To ensure healthcare insurance is meaningful and affordable, coverage must be rooted in evidence-based guidelines, the AHA said in its comments to HHS. And applying such guidelines in the EHB design appears to be an area of common ground between some healthcare providers and business groups. At the EHB Coalition news conference, Dr. Geraldine O'Shea of the American Osteopathic Association (a coalition member) said these guidelines help ensure not only appropriate medicine, but also affordable medicine, as clinical organizations or academies have already determined what provides the lowest risk and best benefit for the patient.
“You want them to have risk analysis that is right for the group,” O'Shea said later in an interview. “As a physician, I know there are age-appropriate treatments that should be followed. There is a reason we give vaccinations to infants.”

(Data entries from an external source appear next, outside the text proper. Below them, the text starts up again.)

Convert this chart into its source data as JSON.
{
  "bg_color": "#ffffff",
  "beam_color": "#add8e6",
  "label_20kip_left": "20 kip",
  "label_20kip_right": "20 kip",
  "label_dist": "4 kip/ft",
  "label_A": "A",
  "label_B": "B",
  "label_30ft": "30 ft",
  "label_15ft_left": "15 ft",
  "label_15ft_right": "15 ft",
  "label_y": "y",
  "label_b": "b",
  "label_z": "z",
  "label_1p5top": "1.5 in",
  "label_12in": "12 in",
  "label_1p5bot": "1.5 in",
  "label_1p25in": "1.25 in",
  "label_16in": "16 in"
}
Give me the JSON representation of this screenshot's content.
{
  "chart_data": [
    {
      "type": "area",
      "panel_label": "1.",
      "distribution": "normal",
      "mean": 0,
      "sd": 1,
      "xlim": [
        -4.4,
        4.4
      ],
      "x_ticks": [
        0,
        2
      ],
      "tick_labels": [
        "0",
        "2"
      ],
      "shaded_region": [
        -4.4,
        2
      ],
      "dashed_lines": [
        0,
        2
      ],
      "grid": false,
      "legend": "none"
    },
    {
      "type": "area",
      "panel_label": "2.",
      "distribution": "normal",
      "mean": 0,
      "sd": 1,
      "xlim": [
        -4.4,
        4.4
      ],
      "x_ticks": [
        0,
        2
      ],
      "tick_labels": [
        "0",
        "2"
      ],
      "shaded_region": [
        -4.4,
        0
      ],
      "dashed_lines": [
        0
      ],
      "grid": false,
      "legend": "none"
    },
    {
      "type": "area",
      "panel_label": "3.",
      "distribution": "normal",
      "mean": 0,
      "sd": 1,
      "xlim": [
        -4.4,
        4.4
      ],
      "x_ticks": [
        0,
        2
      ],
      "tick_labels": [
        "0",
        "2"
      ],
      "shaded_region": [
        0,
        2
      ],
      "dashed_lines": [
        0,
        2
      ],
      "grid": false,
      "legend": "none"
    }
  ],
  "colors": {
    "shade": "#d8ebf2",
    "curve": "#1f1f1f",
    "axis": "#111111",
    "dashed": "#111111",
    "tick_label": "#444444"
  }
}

Paul Fronstin, director of the health research and education program at the Employee Benefit Research Institute, served as a member of the Institute of Medicine panel that made recommendations to HHS before the department developed its proposed rule. The IOM panel, he said, recommended that everything within the 10 essential health benefit areas be evidence-based by 2016.
“HHS hasn't taken all of our recommendations literally,” Fronstin said. “But they have said they will re-look at this in 2016.”